The Coming Millennial FinTech Crisis
Joyce Park stashed this in Economics
Stashed in: Young Americans, Awesome, economics, Personal Finance, Demographics, Fintech, Millennials
How is the financial sector going to deal with people approaching their prime spending years who don't qualify for credit cards, car loans, or mortgages?
build a bubble?
Not necessarily. It means there may be an opportunity to invent new financial service products.
Food for thought:
For instance, what does it mean for a millennial to be a good credit risk? If it isn’t the prospect of long-term earnings potential, then how does that change how banks and retailers think about extending credit? Or should it? Will the traditional credit card model give way to transactional credit models where risk is decided and credit extended one item at a time? Who, then, extends that credit, and what infrastructure is needed to support that one-item-at-a-time credit authorization? Will new players emerge with different methods of aggregating millennial debt? How would credit rating and scoring agencies have to adjust to accommodate any and all of these changes?
Then, there’s the bastion of the American Dream — the home mortgage. How will mortgage lending have to change?

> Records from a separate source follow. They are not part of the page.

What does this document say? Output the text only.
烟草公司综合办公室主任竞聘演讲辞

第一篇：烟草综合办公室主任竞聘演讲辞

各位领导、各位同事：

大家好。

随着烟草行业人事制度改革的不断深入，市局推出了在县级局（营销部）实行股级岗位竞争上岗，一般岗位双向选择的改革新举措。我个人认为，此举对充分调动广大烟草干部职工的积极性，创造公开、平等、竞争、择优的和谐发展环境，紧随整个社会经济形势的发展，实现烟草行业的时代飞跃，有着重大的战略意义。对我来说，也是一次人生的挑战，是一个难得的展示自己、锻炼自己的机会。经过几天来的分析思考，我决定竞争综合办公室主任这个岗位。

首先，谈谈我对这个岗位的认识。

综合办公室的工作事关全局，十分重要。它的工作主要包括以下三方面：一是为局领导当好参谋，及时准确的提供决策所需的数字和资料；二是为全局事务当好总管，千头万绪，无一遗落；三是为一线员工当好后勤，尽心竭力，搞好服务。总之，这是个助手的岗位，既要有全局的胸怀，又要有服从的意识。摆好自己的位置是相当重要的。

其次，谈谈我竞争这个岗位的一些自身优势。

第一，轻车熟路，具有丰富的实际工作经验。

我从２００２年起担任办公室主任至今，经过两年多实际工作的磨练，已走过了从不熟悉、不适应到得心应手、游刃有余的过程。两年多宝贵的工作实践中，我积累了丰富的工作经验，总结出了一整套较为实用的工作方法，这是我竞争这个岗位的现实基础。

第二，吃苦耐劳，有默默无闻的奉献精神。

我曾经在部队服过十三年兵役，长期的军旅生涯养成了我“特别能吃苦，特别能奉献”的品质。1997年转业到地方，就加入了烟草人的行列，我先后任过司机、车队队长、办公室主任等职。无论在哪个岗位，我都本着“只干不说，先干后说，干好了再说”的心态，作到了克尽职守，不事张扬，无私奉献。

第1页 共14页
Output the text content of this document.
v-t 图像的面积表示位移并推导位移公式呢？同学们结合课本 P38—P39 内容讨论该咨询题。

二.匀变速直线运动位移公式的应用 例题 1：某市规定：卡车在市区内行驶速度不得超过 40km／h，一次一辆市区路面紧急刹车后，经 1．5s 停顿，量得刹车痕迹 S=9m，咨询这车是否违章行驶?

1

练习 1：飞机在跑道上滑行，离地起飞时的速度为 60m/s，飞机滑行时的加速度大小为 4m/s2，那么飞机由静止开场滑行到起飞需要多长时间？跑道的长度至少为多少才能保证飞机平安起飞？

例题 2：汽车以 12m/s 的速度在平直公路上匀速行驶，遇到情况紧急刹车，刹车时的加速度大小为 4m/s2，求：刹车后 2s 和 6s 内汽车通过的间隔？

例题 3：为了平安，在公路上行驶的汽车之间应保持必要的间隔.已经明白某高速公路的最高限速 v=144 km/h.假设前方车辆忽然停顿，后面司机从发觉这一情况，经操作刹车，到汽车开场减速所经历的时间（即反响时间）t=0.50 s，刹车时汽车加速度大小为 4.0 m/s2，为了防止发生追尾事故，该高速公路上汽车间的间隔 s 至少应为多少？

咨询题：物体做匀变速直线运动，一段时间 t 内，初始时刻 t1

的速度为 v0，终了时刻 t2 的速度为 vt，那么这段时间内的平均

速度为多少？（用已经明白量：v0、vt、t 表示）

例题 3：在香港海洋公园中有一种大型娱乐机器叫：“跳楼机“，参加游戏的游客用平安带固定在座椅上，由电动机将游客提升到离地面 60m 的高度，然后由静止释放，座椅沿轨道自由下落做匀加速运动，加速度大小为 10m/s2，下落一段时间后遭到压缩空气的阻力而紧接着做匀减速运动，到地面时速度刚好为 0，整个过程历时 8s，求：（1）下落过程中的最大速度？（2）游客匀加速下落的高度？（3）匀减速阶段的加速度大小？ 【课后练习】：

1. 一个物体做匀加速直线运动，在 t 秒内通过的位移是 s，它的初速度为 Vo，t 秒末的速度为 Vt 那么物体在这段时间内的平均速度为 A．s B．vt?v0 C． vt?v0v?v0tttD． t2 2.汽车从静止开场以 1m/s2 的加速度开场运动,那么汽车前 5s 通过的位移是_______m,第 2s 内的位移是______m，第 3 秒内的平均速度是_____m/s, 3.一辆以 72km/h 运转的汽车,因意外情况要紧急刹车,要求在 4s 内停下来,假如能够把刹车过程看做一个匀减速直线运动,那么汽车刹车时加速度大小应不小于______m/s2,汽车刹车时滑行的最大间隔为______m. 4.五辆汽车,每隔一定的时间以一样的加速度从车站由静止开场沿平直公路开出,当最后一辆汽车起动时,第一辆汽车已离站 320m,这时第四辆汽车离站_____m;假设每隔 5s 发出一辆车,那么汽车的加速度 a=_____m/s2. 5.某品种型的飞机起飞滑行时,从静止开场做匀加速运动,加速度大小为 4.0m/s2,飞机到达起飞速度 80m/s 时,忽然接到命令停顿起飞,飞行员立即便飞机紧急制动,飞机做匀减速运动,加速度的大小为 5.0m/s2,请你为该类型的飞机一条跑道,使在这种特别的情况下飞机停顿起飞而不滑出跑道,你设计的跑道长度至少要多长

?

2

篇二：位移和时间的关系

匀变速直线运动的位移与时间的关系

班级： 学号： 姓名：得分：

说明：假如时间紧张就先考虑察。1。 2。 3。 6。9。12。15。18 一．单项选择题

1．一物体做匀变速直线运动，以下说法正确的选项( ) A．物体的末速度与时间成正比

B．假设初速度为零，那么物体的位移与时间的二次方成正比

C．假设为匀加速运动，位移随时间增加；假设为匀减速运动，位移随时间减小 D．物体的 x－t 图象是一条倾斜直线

It may not be enough to simply offer millennials a totally digital mortgage application experience if the underlying facts about their borrowing profile don’t change: They’re not considered great credit risks given their employment idiosyncrasies, and they can’t come up with a down payment. Lenders — whether they be alt-lenders or traditional banks — only lend money to people they believe will pay them back. Will that mean a shift to banks and innovators helping millennials save and/or creatively thinking about how mortgages are structured and repaid?
Banks, clearly, are thinking hard about serving this group beyond just lending to a group of customers that may be hard to serve on that score. Yet, millennials still need banking services, FinTech, digital — of course — but more basic options to act as a store of funds, possibly with options to pay down their debt and help save their money. How will this force banks to think differently about the portfolio of products that they offer to millennial customers — and price them — who may not ever use credit at the same level as their parents?
Retailers, on the other hand, must contend with the reality that only a third of the millennial customers that walk into their stores have credit cards with them. For the obvious reasons, value for money is a key driver of loyalty for millennials, as are rewards and promotions. But payment, for most of them, is more likely debit card-driven than not. And while Durbin’s made debit cheaper than dirt for most retailers to accept, it’s cramped banks’ style when it comes time to doling out rewards when those cards are used. Will serving this group be served with a healthy dose of new thinking about how banks, digital wallets and retailers collaborate to serve this new customer and still maintain their own healthy bottom lines? Will retailers be challenged to think differently about how they extend credit to this group of customers? Will millennials take the retailer-branded debit card bait?
Food for thought: One of the most popular articles on PYMNTS.com this holiday season was the piece we did on Walmart’s layaway program. Layaway became popular in the 1930s during the Great Depression and was largely disbanded in the 1980s as credit card usage skyrocketed. Is it time for retail credit to go back to the future for this demo?